Kegiatan ini diikuti oleh Pimpinan Tinggi Pratama, Pejabat Manajerial, serta perwakilan pegawai dari masing-masing pusat di lingkungan BSK Hukum. Hadir pula konsultan dari Value Alignment Advisory yang memberikan pendampingan teknis serta masukan strategis dalam proses penyusunan dokumen Renstra tersebut.
Dalam sambutannya, Sekretaris BSK Hukum, Dwi Harnanto, menyampaikan bahwa penyusunan Renstra BSK Hukum 2025–2029 dilakukan berpedoman pada Peraturan Presiden Nomor 80 Tahun 2025 tentang Penyusunan Rencana Strategis dan Rencana Kerja Instansi Pemerintah, serta mengacu pada Rencana Strategis Kementerian Hukum Tahun 2025–2029.
“Penyusunan Renstra ini penting untuk memastikan arah kebijakan dan rencana kerja BSK Hukum sejalan dengan Renstra Kementerian Hukum, serta sesuai dengan ketentuan peraturan yang berlaku,” ujar Dwi.
Lebih lanjut, konsultan dari Value Alignment Advisory menjelaskan bahwa dokumen Renstra berfungsi sebagai pedoman utama bagi seluruh unit kerja di lingkungan BSK Hukum dalam melaksanakan tugas dan fungsi selama lima tahun ke depan. Renstra ini juga memperkuat penerapan Sistem Akuntabilitas Kinerja Instansi Pemerintah (SAKIP) sebagaimana diatur dalam Peraturan Menteri PANRB Nomor 88 Tahun 2021 tentang Evaluasi Akuntabilitas Kinerja Instansi Pemerintah.

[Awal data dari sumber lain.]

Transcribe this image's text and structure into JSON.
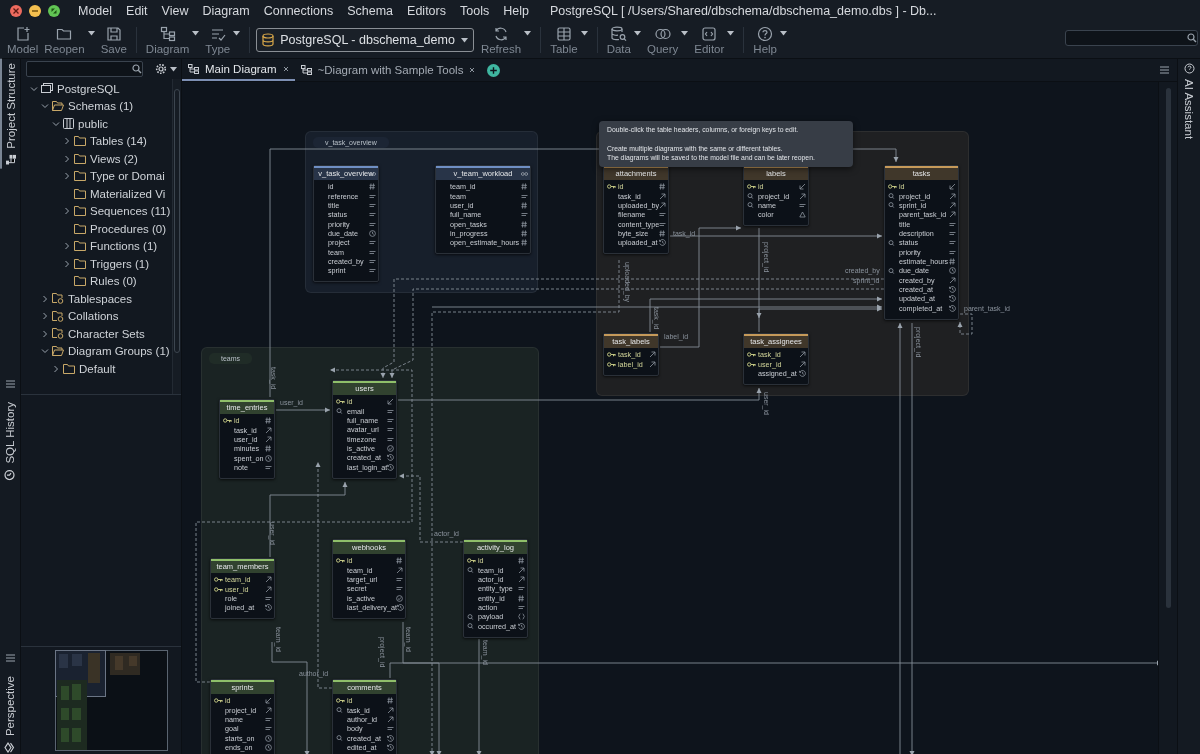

Dengan adanya dokumen Renstra yang terintegrasi, diharapkan proses perencanaan, pelaksanaan, dan pelaporan kinerja di lingkungan BSK Hukum dapat berjalan lebih efektif dan terukur. Selain itu, penyusunan Renstra ini juga menjadi bagian dari dukungan terhadap pelaksanaan Reformasi Birokrasi di Kementerian Hukum, sebagaimana diamanatkan dalam Surat Edaran Menteri PANRB Nomor 6 Tahun 2025 tentang Penerapan Reformasi Birokrasi pada Periode Transisi Tahun 2025.
Melalui arah kebijakan, sasaran program, dan kegiatan yang tertuang dalam Renstra 2025–2029, BSK Hukum berkomitmen untuk mendorong tata kelola pemerintahan yang adaptif, efisien, akuntabel, dan berorientasi pada hasil (result-oriented), serta memperkuat peran strategis BSK Hukum dalam mendukung pembangunan hukum nasional yang berkelanjutan.